Si, à court terme, la crise actuelle a brisé les liens économiques et les réseaux de production à l’échelle mondiale, elle n’en favorise pas moins les solidarités régionales. Les initiatives de l’Inde de créer une conférence regroupant les pays sud-asiatiques pour élaborer une stratégie de lutte contre le virus dans un cadre régional ou, encore, du roi Mohammed VI de suggérer aux pays africains de mettre en place une plateforme de partage des bonnes pratiques dans le cadre de la gestion de la crise sanitaire actuelle, en sont la preuve.
Elles constituent les prémisses de la promotion de solidarités et d’interdépendances à l’échelle régionale et du renforcement du partenariat Sud-Sud. Car, après 2020, les chaines de valeur régionales pourraient se substituer aux chaines de valeur mondiales. La proximité prendra sa revanche sur le lointain.

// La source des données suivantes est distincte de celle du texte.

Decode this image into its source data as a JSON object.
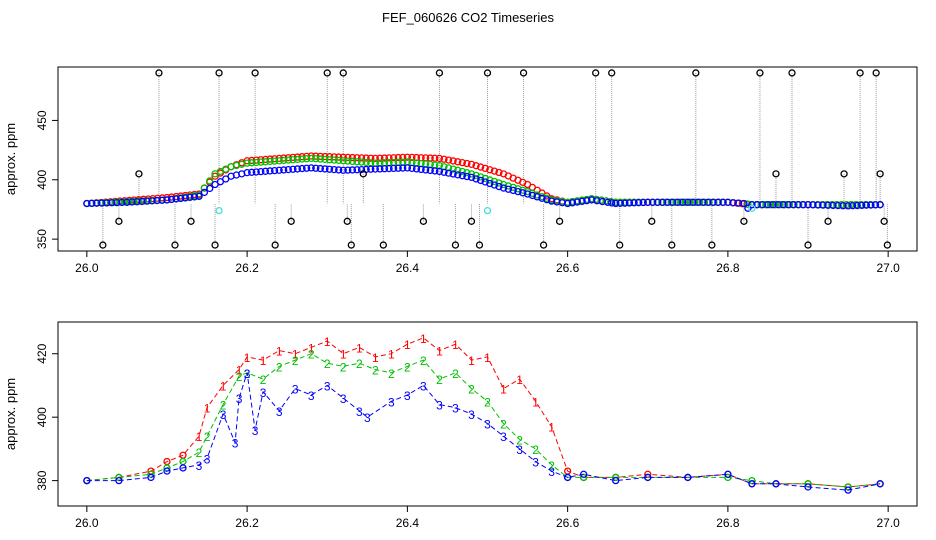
{
  "figure": {
    "title": "FEF_060626  CO2 Timeseries"
  },
  "colors": {
    "red": "#ff0000",
    "green": "#00c000",
    "blue": "#0000ff",
    "black": "#000000",
    "cyan": "#40e0e0",
    "gray": "#9a9a9a"
  },
  "chart_data": [
    {
      "type": "scatter",
      "ylabel": "approx. ppm",
      "xlabel": "",
      "xlim": [
        26.0,
        27.0
      ],
      "ylim": [
        340,
        495
      ],
      "xticks": [
        "26.0",
        "26.2",
        "26.4",
        "26.6",
        "26.8",
        "27.0"
      ],
      "yticks": [
        "350",
        "400",
        "450"
      ],
      "series": [
        {
          "color": "blue",
          "marker": "circle",
          "x": [
            26.0,
            26.05,
            26.1,
            26.14,
            26.16,
            26.18,
            26.2,
            26.24,
            26.28,
            26.32,
            26.36,
            26.4,
            26.44,
            26.48,
            26.52,
            26.55,
            26.58,
            26.6,
            26.63,
            26.65,
            26.66,
            26.7,
            26.75,
            26.8,
            26.82,
            26.825,
            26.83,
            26.85,
            26.9,
            26.95,
            26.99
          ],
          "y": [
            380,
            381,
            383,
            386,
            396,
            403,
            406,
            408,
            410,
            408,
            409,
            410,
            407,
            402,
            393,
            388,
            382,
            380,
            383,
            381,
            380,
            381,
            381,
            381,
            380,
            376,
            379,
            379,
            379,
            378,
            379
          ]
        },
        {
          "color": "green",
          "marker": "circle",
          "x": [
            26.0,
            26.1,
            26.14,
            26.16,
            26.18,
            26.2,
            26.24,
            26.28,
            26.32,
            26.36,
            26.4,
            26.44,
            26.48,
            26.52,
            26.55,
            26.58,
            26.6,
            26.63,
            26.66,
            26.7,
            26.8,
            26.82,
            26.83,
            26.9,
            26.99
          ],
          "y": [
            380,
            383,
            387,
            405,
            411,
            414,
            416,
            418,
            416,
            414,
            415,
            412,
            405,
            396,
            390,
            383,
            381,
            384,
            381,
            381,
            381,
            380,
            379,
            379,
            379
          ]
        },
        {
          "color": "red",
          "marker": "circle",
          "x": [
            26.0,
            26.1,
            26.14,
            26.16,
            26.18,
            26.2,
            26.24,
            26.28,
            26.32,
            26.36,
            26.4,
            26.44,
            26.48,
            26.52,
            26.55,
            26.58,
            26.6,
            26.63,
            26.66,
            26.7,
            26.8,
            26.83,
            26.9,
            26.99
          ],
          "y": [
            380,
            385,
            388,
            403,
            411,
            416,
            418,
            420,
            419,
            418,
            419,
            418,
            413,
            405,
            396,
            384,
            381,
            384,
            381,
            381,
            381,
            379,
            379,
            379
          ]
        },
        {
          "color": "black",
          "marker": "circle",
          "note": "outliers",
          "x": [
            26.02,
            26.04,
            26.065,
            26.09,
            26.11,
            26.13,
            26.16,
            26.165,
            26.21,
            26.235,
            26.255,
            26.3,
            26.32,
            26.325,
            26.33,
            26.345,
            26.37,
            26.42,
            26.44,
            26.46,
            26.48,
            26.49,
            26.5,
            26.545,
            26.57,
            26.59,
            26.635,
            26.655,
            26.665,
            26.705,
            26.73,
            26.76,
            26.78,
            26.82,
            26.84,
            26.86,
            26.88,
            26.9,
            26.925,
            26.945,
            26.965,
            26.985,
            26.99,
            26.995,
            26.999
          ],
          "y": [
            345,
            365,
            405,
            490,
            345,
            365,
            345,
            490,
            490,
            345,
            365,
            490,
            490,
            365,
            345,
            405,
            345,
            365,
            490,
            345,
            365,
            345,
            490,
            490,
            345,
            365,
            490,
            490,
            345,
            365,
            345,
            490,
            345,
            365,
            490,
            405,
            490,
            345,
            365,
            405,
            490,
            490,
            405,
            365,
            345
          ]
        },
        {
          "color": "cyan",
          "marker": "circle",
          "x": [
            26.165,
            26.5,
            26.83
          ],
          "y": [
            374,
            374,
            376
          ]
        }
      ]
    },
    {
      "type": "line",
      "ylabel": "approx. ppm",
      "xlabel": "",
      "xlim": [
        26.0,
        27.0
      ],
      "ylim": [
        372,
        430
      ],
      "xticks": [
        "26.0",
        "26.2",
        "26.4",
        "26.6",
        "26.8",
        "27.0"
      ],
      "yticks": [
        "380",
        "400",
        "420"
      ],
      "series": [
        {
          "color": "red",
          "marker_label": "1",
          "x": [
            26.0,
            26.04,
            26.08,
            26.1,
            26.12,
            26.14,
            26.15,
            26.17,
            26.19,
            26.2,
            26.22,
            26.24,
            26.26,
            26.28,
            26.3,
            26.32,
            26.34,
            26.36,
            26.38,
            26.4,
            26.42,
            26.44,
            26.46,
            26.48,
            26.5,
            26.52,
            26.54,
            26.56,
            26.58,
            26.6,
            26.62,
            26.66,
            26.7,
            26.75,
            26.8,
            26.83,
            26.86,
            26.9,
            26.95,
            26.99
          ],
          "y": [
            380,
            381,
            383,
            386,
            388,
            394,
            403,
            410,
            415,
            419,
            418,
            421,
            420,
            422,
            424,
            420,
            422,
            419,
            420,
            423,
            425,
            421,
            423,
            418,
            419,
            409,
            412,
            405,
            397,
            383,
            381,
            381,
            382,
            381,
            382,
            379,
            379,
            379,
            378,
            379
          ]
        },
        {
          "color": "green",
          "marker_label": "2",
          "x": [
            26.0,
            26.04,
            26.08,
            26.1,
            26.12,
            26.14,
            26.15,
            26.17,
            26.19,
            26.2,
            26.22,
            26.24,
            26.26,
            26.28,
            26.3,
            26.32,
            26.34,
            26.36,
            26.38,
            26.4,
            26.42,
            26.44,
            26.46,
            26.48,
            26.5,
            26.52,
            26.54,
            26.56,
            26.58,
            26.6,
            26.62,
            26.66,
            26.7,
            26.75,
            26.8,
            26.83,
            26.86,
            26.9,
            26.95,
            26.99
          ],
          "y": [
            380,
            381,
            382,
            384,
            386,
            389,
            394,
            404,
            413,
            414,
            412,
            416,
            418,
            420,
            417,
            416,
            417,
            415,
            414,
            416,
            418,
            412,
            414,
            409,
            405,
            398,
            393,
            390,
            385,
            381,
            381,
            381,
            381,
            381,
            381,
            380,
            379,
            379,
            378,
            379
          ]
        },
        {
          "color": "blue",
          "marker_label": "3",
          "x": [
            26.0,
            26.04,
            26.08,
            26.1,
            26.12,
            26.14,
            26.15,
            26.17,
            26.185,
            26.19,
            26.2,
            26.21,
            26.22,
            26.24,
            26.26,
            26.28,
            26.3,
            26.32,
            26.34,
            26.35,
            26.38,
            26.4,
            26.42,
            26.44,
            26.46,
            26.48,
            26.5,
            26.52,
            26.54,
            26.56,
            26.58,
            26.6,
            26.62,
            26.66,
            26.7,
            26.75,
            26.8,
            26.83,
            26.86,
            26.9,
            26.95,
            26.99
          ],
          "y": [
            380,
            380,
            381,
            383,
            384,
            385,
            387,
            401,
            392,
            406,
            414,
            396,
            408,
            402,
            409,
            407,
            410,
            406,
            402,
            400,
            405,
            407,
            410,
            404,
            403,
            401,
            398,
            394,
            390,
            386,
            383,
            381,
            382,
            380,
            381,
            381,
            382,
            379,
            379,
            378,
            377,
            379
          ]
        }
      ]
    }
  ]
}
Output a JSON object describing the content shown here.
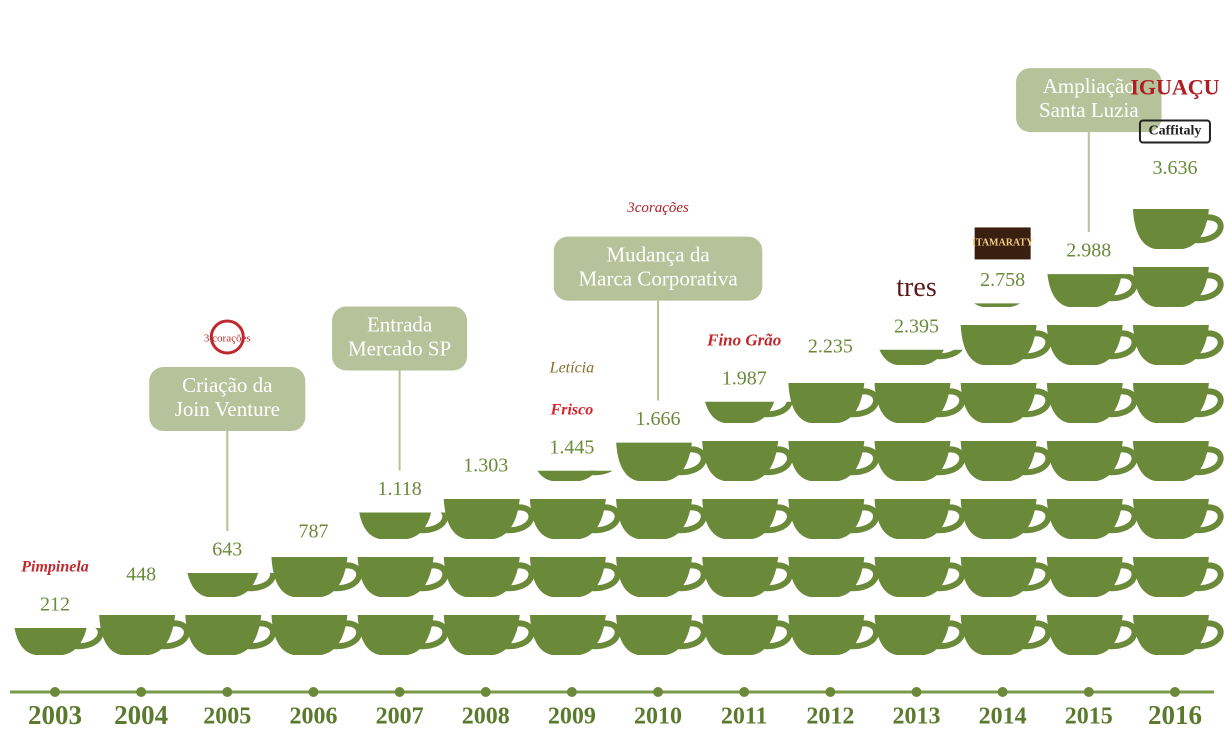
{
  "chart_data": {
    "type": "pictogram",
    "categories": [
      "2003",
      "2004",
      "2005",
      "2006",
      "2007",
      "2008",
      "2009",
      "2010",
      "2011",
      "2012",
      "2013",
      "2014",
      "2015",
      "2016"
    ],
    "values": [
      212,
      448,
      643,
      787,
      1118,
      1303,
      1445,
      1666,
      1987,
      2235,
      2395,
      2758,
      2988,
      3636
    ],
    "value_labels": [
      "212",
      "448",
      "643",
      "787",
      "1.118",
      "1.303",
      "1.445",
      "1.666",
      "1.987",
      "2.235",
      "2.395",
      "2.758",
      "2.988",
      "3.636"
    ],
    "color": "#6a8a3a",
    "annotations": [
      {
        "year": "2005",
        "lines": [
          "Criação da",
          "Join Venture"
        ]
      },
      {
        "year": "2007",
        "lines": [
          "Entrada",
          "Mercado SP"
        ]
      },
      {
        "year": "2010",
        "lines": [
          "Mudança da",
          "Marca Corporativa"
        ]
      },
      {
        "year": "2015",
        "lines": [
          "Ampliação",
          "Santa Luzia"
        ]
      }
    ],
    "logos": [
      {
        "year": "2003",
        "texts": [
          "Pimpinela"
        ]
      },
      {
        "year": "2005",
        "texts": [
          "3 corações"
        ]
      },
      {
        "year": "2009",
        "texts": [
          "Frisco",
          "Letícia"
        ]
      },
      {
        "year": "2010",
        "texts": [
          "3corações"
        ]
      },
      {
        "year": "2011",
        "texts": [
          "Fino Grão"
        ]
      },
      {
        "year": "2013",
        "texts": [
          "tres"
        ]
      },
      {
        "year": "2014",
        "texts": [
          "ITAMARATY"
        ]
      },
      {
        "year": "2016",
        "texts": [
          "Caffitaly",
          "IGUAÇU"
        ]
      }
    ]
  }
}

« Nous devons, dans cette approche, interpeller l’Europe voisine qui doit, désormais, s’unir et tendre la main à sa proximité, l’aire Sud-méditerranéenne et l’Afrique pour construire avec elles un nouveau pôle de rayonnement et asseoir les bases d’une mondialisation nouvelle, plus équilibrée et partagée », affirme l’ancien ministre.
Dans notre région afro-euro-méditerranéenne, c’est à l’Europe de tirer les leçons de cette crise sanitaire et économique : réduire sa dépendance au niveau des chaines de valeur mondiales avec le lointain et créer des interdépendances solides avec sa proximité au Sud. Promouvoir la relocalisation des activités industrielles pour les intégrer dans une logique régionale qui intègre l’aire afro-méditerranéenne permettant, ainsi, de redonner à la Méditerranée sa centralité en tant que mer européenne et Africaine.